As humans, our thought processes are complicated—including those that bring us to the wrong conclusions. In this introductory series for our biweekly Safer Solutions newsletter, we’ve talked about how common types of risk misperception can lead us in the wrong direction. So far we’ve looked at how people overestimate the risk of unlikely outcomes in methadone and opioid use, expose themselves to risk via an “it won’t happen to me” mindset regarding sexual health, and miscalculate risk due to misinformation about nicotine. Each of these misperceptions can lead policymakers to block or restrict access to tools that save lives, make communities safer, and save tax dollars.

So what happens when all of these misperceptions come together? Thanks for asking, because it’s time to talk about syringe services programs (SSPs).

SSPs, sometimes referred to as “needle exchanges,” emerged in the 1980s to prevent the spread of HIV and hepatitis C among people who inject drugs. SSPs recognize that people who are physically dependent on drugs are not able to “just quit,” and they understand that shared needles create real health risks for individuals and communities. Needle sharing is one of the riskiest behaviors for HIV transmission as well as the primary way in which hepatitis C spreads.

SSPs are an undeniable public health success story. They are associated with up to a 50 percent reduction in HIV and hepatitis C transmission and savings of $6 to $7 for every dollar spent on HIV treatment alone. SSP participants are also five times more likely to enter treatment and three times more likely to stop using drugs altogether.

So why, in the face of so much positive evidence, do SSPs face so much pushback from policymakers? In short, a confluence of all three types of risk misperception is at play.

1. Over-weighting the Risks of Unlikely Events

While some maintain that SSPs “enable” or “condone” drug use, there is no evidence to support their claim. People use SSPs because they are already using drugs, and SSPs often achieve the opposite outcome by successfully linking people to treatment.

2. Basing Arguments on Persistent Misinformation

In 2024, Nebraska’s governor vetoed a bipartisan bill that would have allowed cities in the state to authorize the operation of SSPs. In his veto letter, the governor said that SSPs “only contribute to a negligible reduction in HIV infections” and that they create risk via “improperly disposed needles.” In fact, a study cited in the veto letter found that a new SSP can reduce HIV rates by as much as 18.2 percent. Multiple studies have also found that SSPs do not increase syringe litter and may even contribute to fewer improperly discarded syringes.

3. Falling Prey to the “It Won’t Happen to Me” Mentality

While intravenous drug use, HIV, and hepatitis C might seem far removed from the everyday lives of many lawmakers and community members, they can (and do) affect people from all walks of life—including those who mistakenly believe they are in monogamous relationships.
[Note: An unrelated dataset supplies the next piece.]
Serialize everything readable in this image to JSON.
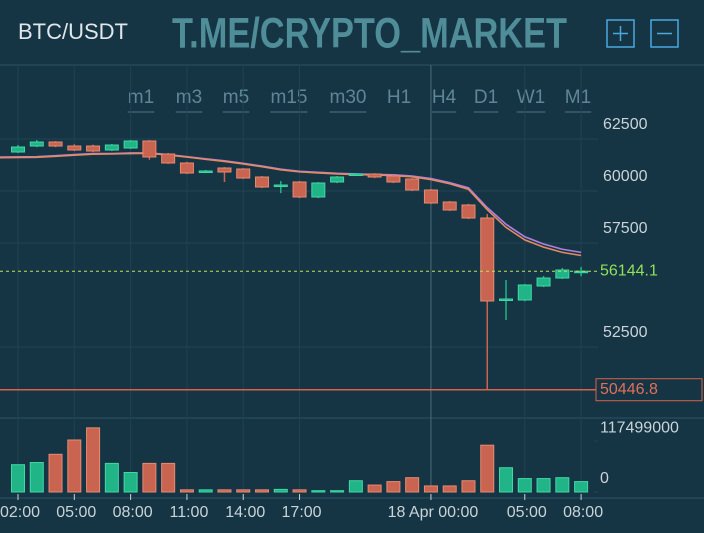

While these diseases are no longer fatal if properly treated, HIV requires lifelong medical management, and untreated hepatitis C can lead to permanent liver damage. People living with HIV have “substantially fewer healthy years,” developing health problems an average of 16 years earlier than people without HIV. In 2018, about 16,000 people died from hepatitis C-related causes in the United States.

These conditions impact us all via their draw on public budgets. Hepatitis C has an annual economic impact of more than $10 billion, while HIV’s domestic economic burden is estimated at $36.4 billion per year. Medicaid and Medicare are the largest sources of coverage for people living with HIV, and enrollment has grown as people with HIV are living longer.

The resistance to SSPs driven by this complex bundle of misperceptions has real policy consequences, including state laws to severely restrict the operation of SSPs (e.g., in West Virginia), statewide and municipal bans on SSPs (e.g., in Idaho; Pueblo, Colorado; and El Dorado County, California), and vetoes of bipartisan efforts to authorize the operation of SSPs (e.g., in Nebraska). A new database showing how states spent more than $6 billion in opioid settlement funding indicates that they committed an average of just 2 percent of their opioid settlement funds to SSPs in 2022 and 2023.

Too many lawmakers and members of the public erroneously believe that SSPs are dangerous and unnecessary—a toxic combination that blocks people from accessing these life- and money-saving programs. This puts all of us at risk.